Step 1: Written demand
Send a written demand for payment (Mahnung), naming the unpaid period and the amount, with a reasonable deadline (typically 5–10 working days). Email is fine; we usually send it by both email and post with proof of delivery. The demand also formally starts the running of statutory default interest of 5 percentage points above the base rate.
Step 2: Preserve the claim against an exclusion clause
Most German employment contracts contain a two-step exclusion clause (Ausschlussfrist): you have three months from the due date to assert the claim in writing. The Mahnung in Step 1 takes care of this — provided it specifically identifies the amount and period claimed. Generic complaints do not suffice.
Step 3: Right to withhold work (Zurückbehaltungsrecht)
If significant arrears have built up (usually two or more months’ pay), you can refuse to perform further work until paid, under § 273 BGB. This must be communicated clearly in writing to the employer beforehand. The right is powerful but legally delicate — get advice before exercising it, because a poorly executed withholding can be reinterpreted as unauthorised absence.
Step 4: Extraordinary termination by you
Where the employer has failed to pay substantial amounts despite written demands and reasonable deadlines, you can terminate the employment without notice (§ 626 BGB) and claim damages for the lost notice period. The labor court is usually generous with employees in this situation — provided the documentation is in order.
Step 5: Labor court action
If the employer does not respond, we file a wage claim (Zahlungsklage) at the labor court. The procedure is faster than dismissal cases: many wage claims are resolved at the conciliation hearing within 6–8 weeks, often with a payment schedule.
If the employer is insolvent
If the employer has filed for insolvency or is in financial distress, special rules apply. You may be entitled to insolvency wages (Insolvenzgeld) from the Agentur für Arbeit for up to three months of unpaid pre-insolvency salary. The application deadlines are tight — typically two months from the date the insolvency was opened.

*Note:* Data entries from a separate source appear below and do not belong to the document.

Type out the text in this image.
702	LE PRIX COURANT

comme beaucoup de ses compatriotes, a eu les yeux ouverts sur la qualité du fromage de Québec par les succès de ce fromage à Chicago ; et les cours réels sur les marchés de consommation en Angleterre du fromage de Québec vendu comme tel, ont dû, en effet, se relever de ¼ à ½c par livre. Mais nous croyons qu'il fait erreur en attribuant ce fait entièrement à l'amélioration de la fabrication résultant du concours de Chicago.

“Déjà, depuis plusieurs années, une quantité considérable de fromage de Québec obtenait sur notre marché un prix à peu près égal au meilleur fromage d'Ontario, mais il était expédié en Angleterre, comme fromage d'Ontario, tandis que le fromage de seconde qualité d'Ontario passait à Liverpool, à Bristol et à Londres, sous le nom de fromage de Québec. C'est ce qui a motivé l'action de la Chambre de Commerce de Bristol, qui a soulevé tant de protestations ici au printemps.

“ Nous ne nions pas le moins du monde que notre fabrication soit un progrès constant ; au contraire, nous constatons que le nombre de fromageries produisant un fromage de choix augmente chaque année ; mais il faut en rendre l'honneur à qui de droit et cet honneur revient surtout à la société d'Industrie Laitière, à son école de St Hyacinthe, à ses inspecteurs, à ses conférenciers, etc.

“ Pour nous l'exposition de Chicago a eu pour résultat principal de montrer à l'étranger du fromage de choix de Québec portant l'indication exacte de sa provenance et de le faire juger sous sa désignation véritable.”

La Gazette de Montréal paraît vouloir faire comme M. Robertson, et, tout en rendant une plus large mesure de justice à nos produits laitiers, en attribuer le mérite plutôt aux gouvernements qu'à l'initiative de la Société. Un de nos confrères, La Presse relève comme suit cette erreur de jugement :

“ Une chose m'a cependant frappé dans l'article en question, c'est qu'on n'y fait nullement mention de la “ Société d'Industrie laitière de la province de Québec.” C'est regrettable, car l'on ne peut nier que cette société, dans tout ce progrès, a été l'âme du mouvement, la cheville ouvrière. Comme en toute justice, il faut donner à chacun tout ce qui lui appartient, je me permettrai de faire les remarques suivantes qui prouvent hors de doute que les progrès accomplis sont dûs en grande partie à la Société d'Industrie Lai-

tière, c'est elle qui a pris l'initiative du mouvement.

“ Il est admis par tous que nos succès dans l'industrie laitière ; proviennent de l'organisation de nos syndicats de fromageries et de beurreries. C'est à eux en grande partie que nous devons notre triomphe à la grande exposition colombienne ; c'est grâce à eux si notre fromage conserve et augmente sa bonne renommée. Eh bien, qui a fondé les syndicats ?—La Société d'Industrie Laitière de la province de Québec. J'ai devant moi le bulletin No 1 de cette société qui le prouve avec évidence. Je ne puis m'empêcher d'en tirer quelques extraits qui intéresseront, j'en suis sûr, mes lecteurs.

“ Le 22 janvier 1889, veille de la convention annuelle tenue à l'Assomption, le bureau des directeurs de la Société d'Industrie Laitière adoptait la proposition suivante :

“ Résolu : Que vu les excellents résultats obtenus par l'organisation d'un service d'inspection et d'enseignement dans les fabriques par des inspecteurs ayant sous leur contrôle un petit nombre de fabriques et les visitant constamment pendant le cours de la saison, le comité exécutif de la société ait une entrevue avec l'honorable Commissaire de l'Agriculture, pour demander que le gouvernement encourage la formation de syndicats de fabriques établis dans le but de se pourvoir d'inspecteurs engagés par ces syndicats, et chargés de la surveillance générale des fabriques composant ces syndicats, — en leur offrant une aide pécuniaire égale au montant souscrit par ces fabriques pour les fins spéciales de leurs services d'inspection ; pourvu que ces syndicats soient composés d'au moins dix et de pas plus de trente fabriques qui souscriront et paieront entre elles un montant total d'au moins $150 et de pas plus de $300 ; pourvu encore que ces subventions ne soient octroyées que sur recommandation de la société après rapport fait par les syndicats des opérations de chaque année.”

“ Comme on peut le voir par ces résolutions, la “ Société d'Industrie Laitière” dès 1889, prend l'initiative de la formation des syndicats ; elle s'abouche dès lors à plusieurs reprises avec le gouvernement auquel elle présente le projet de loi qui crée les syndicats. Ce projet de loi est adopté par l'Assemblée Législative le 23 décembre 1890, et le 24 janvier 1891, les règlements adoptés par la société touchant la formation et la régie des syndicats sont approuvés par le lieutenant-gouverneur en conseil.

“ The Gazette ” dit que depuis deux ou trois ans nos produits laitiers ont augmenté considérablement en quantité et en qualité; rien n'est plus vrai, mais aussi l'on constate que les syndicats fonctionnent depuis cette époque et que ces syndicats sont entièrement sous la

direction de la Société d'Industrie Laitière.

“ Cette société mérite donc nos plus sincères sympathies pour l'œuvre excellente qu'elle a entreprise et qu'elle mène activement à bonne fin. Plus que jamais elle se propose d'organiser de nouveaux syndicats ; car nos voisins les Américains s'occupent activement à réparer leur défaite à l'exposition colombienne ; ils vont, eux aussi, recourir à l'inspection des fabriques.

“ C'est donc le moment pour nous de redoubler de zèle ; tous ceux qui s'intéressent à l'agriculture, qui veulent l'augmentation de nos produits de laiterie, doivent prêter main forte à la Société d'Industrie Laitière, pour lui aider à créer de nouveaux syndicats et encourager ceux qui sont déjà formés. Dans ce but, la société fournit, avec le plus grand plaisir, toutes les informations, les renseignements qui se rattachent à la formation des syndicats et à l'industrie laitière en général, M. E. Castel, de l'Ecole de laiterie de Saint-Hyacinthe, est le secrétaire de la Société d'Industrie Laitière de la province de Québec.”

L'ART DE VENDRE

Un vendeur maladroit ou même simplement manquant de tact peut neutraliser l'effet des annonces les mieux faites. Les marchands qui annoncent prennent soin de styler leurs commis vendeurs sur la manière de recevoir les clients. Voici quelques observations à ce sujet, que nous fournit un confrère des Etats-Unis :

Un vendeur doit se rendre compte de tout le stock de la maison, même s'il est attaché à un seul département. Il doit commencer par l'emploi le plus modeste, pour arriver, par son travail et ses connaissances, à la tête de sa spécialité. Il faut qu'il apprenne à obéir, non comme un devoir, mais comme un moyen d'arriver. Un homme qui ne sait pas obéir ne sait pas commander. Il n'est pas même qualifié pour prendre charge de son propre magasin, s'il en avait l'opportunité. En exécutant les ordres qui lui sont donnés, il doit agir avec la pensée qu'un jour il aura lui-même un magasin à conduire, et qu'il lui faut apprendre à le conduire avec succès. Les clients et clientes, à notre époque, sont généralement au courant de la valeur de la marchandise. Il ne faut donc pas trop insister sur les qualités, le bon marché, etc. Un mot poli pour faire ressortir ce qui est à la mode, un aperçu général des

The default-interest calculation
Once the employer is in Verzug, default interest accrues automatically at the statutory rate of 5 percentage points above the Bundesbank base rate (§ 288(1) BGB). The current base rate is published quarterly. Example: with a base rate of 3.62% and arrears of €5,000 unpaid for 60 days, the interest is approximately €70. Small in itself, but it makes the demand letter feel sharper.
The Insolvenzgeld route
If the employer is in financial distress and you suspect insolvency proceedings are coming, file the Insolvenzgeld application with the Agentur für Arbeit promptly. Insolvenzgeld covers up to three months of unpaid pre-insolvency salary at the net amount, paid by the federal employment agency. Deadlines: within two months of the insolvency being opened by the court. Acting early protects the claim even if the company subsequently does fail.
Quick decision tree
- 1–2 weeks late, otherwise stable employer? — Friendly written reminder.
- 3+ weeks late, no plausible explanation? — Formal Mahnung with deadline.
- Multiple months unpaid, employer evasive? — Withholding of work + labor-court claim.
- Signs of insolvency? — Insolvenzgeld application + labor-court claim.